Medicine abroad: Doctor or not?

Diagnostic errors in Pathology and Laboratory Medicine can be life threatening
Diagnostic errors in Pathology and Laboratory Medicine can be life threatening .
Photo credit: SHUTTERSTOCK

What you need to know:

  • When examined on real life scenarios that happen with patients in hospitals, they are unable to apply the knowledge
  • They end up undertaking remedial training in our teaching hospitals to bring them up to speed before they can pass the examinations if at all

Samora* couldn’t wait to get home. It had been seven long years since he’d seen his loved ones. All he wanted was a taste of home-made food from his momma’s kitchen.

He wasn’t alone. Four newly graduated doctors who had last seen their homeland in 2012 disembarked from the plane, tired but extremely excited.

Samora lost his father at the age of three, but the community rallied around his disabled mother to support his education. In return, he worked extremely hard at school.

He was crushed when he missed a slot in the local medical schools due to the high competition for the few available slots. He was therefore extremely grateful to get a scholarship to study Medicine in Czech Republic. He had no clue where he was going but he did not mind. All he knew was that his dream to become a doctor was within reach!

Upon arrival back home, Samora embarked on the process of preparing for the Medical Practitioners and Dentists Council (MPDC) examinations, a legal requirement for purposes of registration and licensure to practice as a doctor in Kenya. He consulted his peers who had sat the exams before and was surprised to learn that passing the exam was not guaranteed.

Samora took their advice to heart and spent the next four months in the local referral hospital, acquainting himself with medicine in Kenya.

A brilliant student, he quickly figured out that there were plenty of new things to learn. The basic science of medicine remained the same, however, disease distribution and burden varied immensely.

He was seeing some medical conditions he had only read about for the first time. Even as he sat the examination, he still felt unprepared. He shed tears of joy when he aced the exams on his first try.

Samora is among the lucky few who travel abroad to study medicine and get to have an actual training. This is not the case for many others who blindly leave the country in search of the elusive title.

Despite the increasing number of medical schools in Kenya, the country is still unable to accommodate the number of students seeking to become doctors.

For many years, travelling abroad to study medicine meant studying in the United States of America, the United Kingdom, Canada and Australia, countries we heavily borrowed from when setting up our medical education systems. The graduates easily fitted back into our system, easily passing the pre-internship examinations.

In the 80s, a new wave of medical training schools abroad opened up for our high school graduates, including Russia and India. They appealed to many as they were cheaper and even came with scholarships.

For a while, the pioneer graduates faced a lot of skepticism about the quality of their training but they proved themselves over time. This opened doors to more countries such as the West Indies, Brazil, Cuba, Ukraine, Czech Republic, and Turkey. The latest entrant is China, enrolling almost 100 students annually from Kenya.

This has resulted in a mixed pot of graduates coming back home, making the standardized examination by the Medical Practitioners and Dentists Council (MPDC ) even more important in determining the safety of our patients in the hands of these graduates. A good number of them perform dismally in these examinations, raising concern over how they are trained.

Their first year of training abroad is dedicated to learning the official language of the host country as this is the language of instruction in class!

The real determinant of whether actual training goes on is nested on the level of clinical exposure that the students get. Medical training is an apprenticeship. One cannot learn medicine without encountering real patients.

We learn how to take a medical history, perform a physical examination and procedures on the actual human beings. We appreciate the feel and consistency of human tissue by touching the patients.

 Models and manikins cannot replace this. Yet in some of these countries, the students are not exposed to patients at all!

It is therefore no wonder that when the young doctors meet actual patients, they cannot relate. When examined on real life scenarios that happen with patients in hospitals, they are unable to apply the knowledge.

They remain half- baked as doctors, who are not yet safe to handle out patients. The tough lessons learnt here go to parents and sponsors of these young people sent away with such great expectations and come back home with an extremely raw deal.

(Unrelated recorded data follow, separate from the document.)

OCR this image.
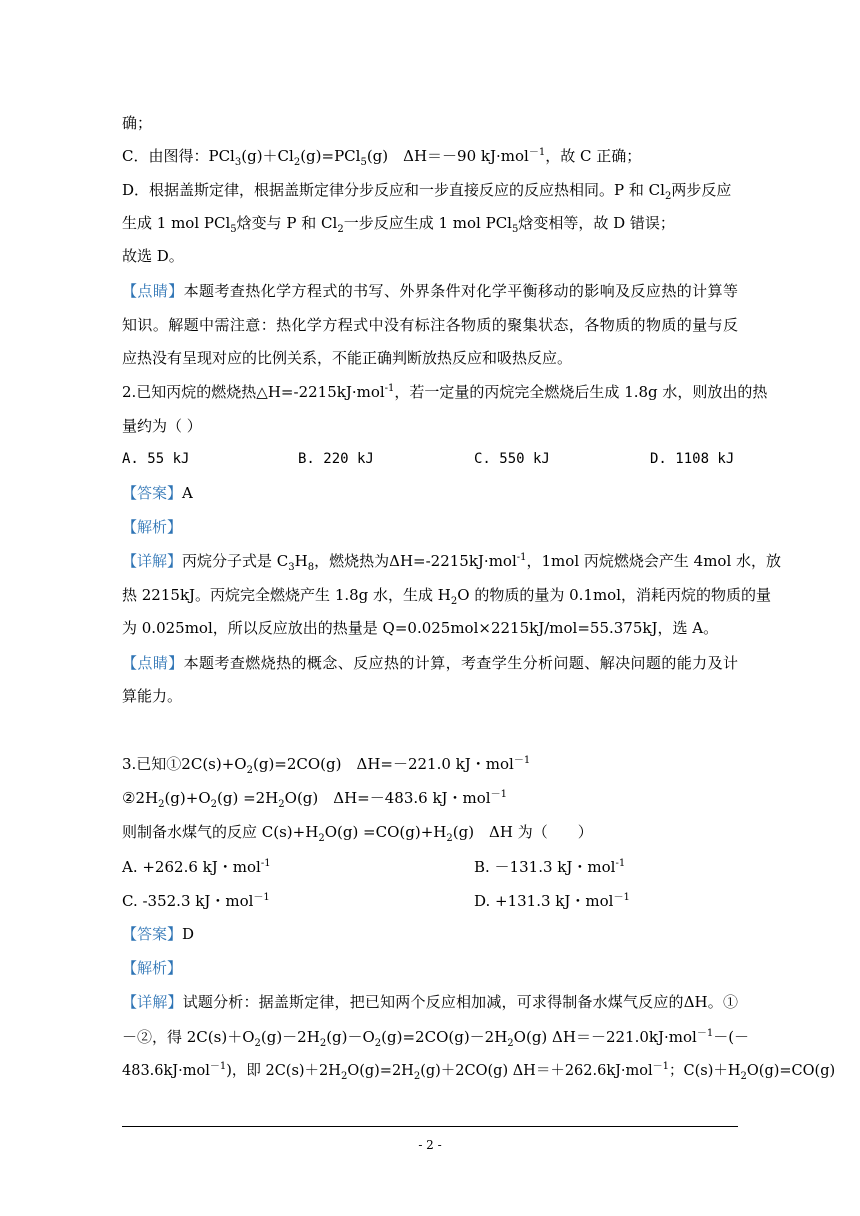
确；
C．由图得：$PCl_3(g)+Cl_2(g)=PCl_5(g)$　ΔH＝－90 kJ·mol$^{-1}$，故 C 正确；
D．根据盖斯定律，根据盖斯定律分步反应和一步直接反应的反应热相同。P 和 $Cl_2$两步反应
生成 1 mol PCl$_5$焓变与 P 和 $Cl_2$一步反应生成 1 mol PCl$_5$焓变相等，故 D 错误；
故选 D。
【点睛】本题考查热化学方程式的书写、外界条件对化学平衡移动的影响及反应热的计算等
知识。解题中需注意：热化学方程式中没有标注各物质的聚集状态，各物质的物质的量与反
应热没有呈现对应的比例关系，不能正确判断放热反应和吸热反应。
2.已知丙烷的燃烧热△H=-2215kJ·mol$^{-1}$，若一定量的丙烷完全燃烧后生成 1.8g 水，则放出的热
量约为（ ）
A. 55 kJ	B. 220 kJ	C. 550 kJ	D. 1108 kJ
【答案】A
【解析】
【详解】丙烷分子式是 $C_3H_8$，燃烧热为ΔH=-2215kJ·mol$^{-1}$，1mol 丙烷燃烧会产生 4mol 水，放
热 2215kJ。丙烷完全燃烧产生 1.8g 水，生成 $H_2O$ 的物质的量为 0.1mol，消耗丙烷的物质的量
为 0.025mol，所以反应放出的热量是 Q=0.025mol×2215kJ/mol=55.375kJ，选 A。
【点睛】本题考查燃烧热的概念、反应热的计算，考查学生分析问题、解决问题的能力及计
算能力。
3.已知$①2C(s)+O_2(g)=2CO(g)$　ΔH=－221.0 kJ・mol$^{-1}$
$②2H_2(g)+O_2(g) =2H_2O(g)$　ΔH=－483.6 kJ・mol$^{-1}$
则制备水煤气的反应 $C(s)+H_2O(g) =CO(g)+H_2(g)$　ΔH 为（　　）
A. +262.6 kJ・mol$^{-1}$	B. －131.3 kJ・mol$^{-1}$
C. -352.3 kJ・mol$^{-1}$	D. +131.3 kJ・mol$^{-1}$
【答案】D
【解析】
【详解】试题分析：据盖斯定律，把已知两个反应相加减，可求得制备水煤气反应的ΔH。①
－②，得 $2C(s)+O_2(g)-2H_2(g)-O_2(g)=2CO(g)-2H_2O(g)$ ΔH＝－221.0kJ·mol$^{-1}$－(－
483.6kJ·mol$^{-1}$)，即 $2C(s)+2H_2O(g)=2H_2(g)+2CO(g)$ ΔH＝＋262.6kJ·mol$^{-1}$；$C(s)+H_2O(g)=CO(g)$
- 2 -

They end up undertaking remedial training in our teaching hospitals to bring them up to speed before they can pass the examinations if at all. Some never make it, resulting in a wasted decade in training with a degree not worth the paper it is written on.

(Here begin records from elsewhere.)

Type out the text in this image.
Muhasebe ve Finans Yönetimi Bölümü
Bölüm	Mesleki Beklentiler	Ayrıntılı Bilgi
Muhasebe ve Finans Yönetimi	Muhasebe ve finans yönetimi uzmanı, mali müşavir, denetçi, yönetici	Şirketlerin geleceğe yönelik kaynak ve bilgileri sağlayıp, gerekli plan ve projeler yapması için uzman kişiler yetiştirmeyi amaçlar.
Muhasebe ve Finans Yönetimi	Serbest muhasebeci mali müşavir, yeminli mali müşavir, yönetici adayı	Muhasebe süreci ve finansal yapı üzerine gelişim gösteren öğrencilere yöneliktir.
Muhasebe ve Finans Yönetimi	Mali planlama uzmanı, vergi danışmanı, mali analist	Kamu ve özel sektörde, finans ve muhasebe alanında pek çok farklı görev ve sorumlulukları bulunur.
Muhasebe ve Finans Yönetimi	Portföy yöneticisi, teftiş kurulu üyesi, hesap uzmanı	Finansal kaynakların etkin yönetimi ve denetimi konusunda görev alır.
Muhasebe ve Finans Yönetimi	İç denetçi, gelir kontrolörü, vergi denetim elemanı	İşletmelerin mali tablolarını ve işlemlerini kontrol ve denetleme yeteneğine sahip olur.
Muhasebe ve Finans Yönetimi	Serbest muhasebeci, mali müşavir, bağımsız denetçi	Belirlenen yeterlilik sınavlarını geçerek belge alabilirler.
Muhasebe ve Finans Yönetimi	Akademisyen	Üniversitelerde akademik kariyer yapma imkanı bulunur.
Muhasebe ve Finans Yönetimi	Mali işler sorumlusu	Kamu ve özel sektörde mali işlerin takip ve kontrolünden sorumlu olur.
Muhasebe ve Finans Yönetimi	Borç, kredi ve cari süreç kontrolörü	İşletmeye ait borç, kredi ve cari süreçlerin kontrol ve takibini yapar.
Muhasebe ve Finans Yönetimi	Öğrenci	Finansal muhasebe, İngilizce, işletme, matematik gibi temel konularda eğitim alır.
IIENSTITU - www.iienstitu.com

How then, can we prevent this? Medical training is an extremely expensive affair. If the deal appears to be too good to be true, it probably is.

Before applying to a particular medical school, do your research and find out about the mode of training. Mass scholarships targeting students from developing countries must be viewed with caution, especially if they restrict the students to a particular school. But the true litmus test is whether the country that trains your child would be willing to employ them to treat its own patients!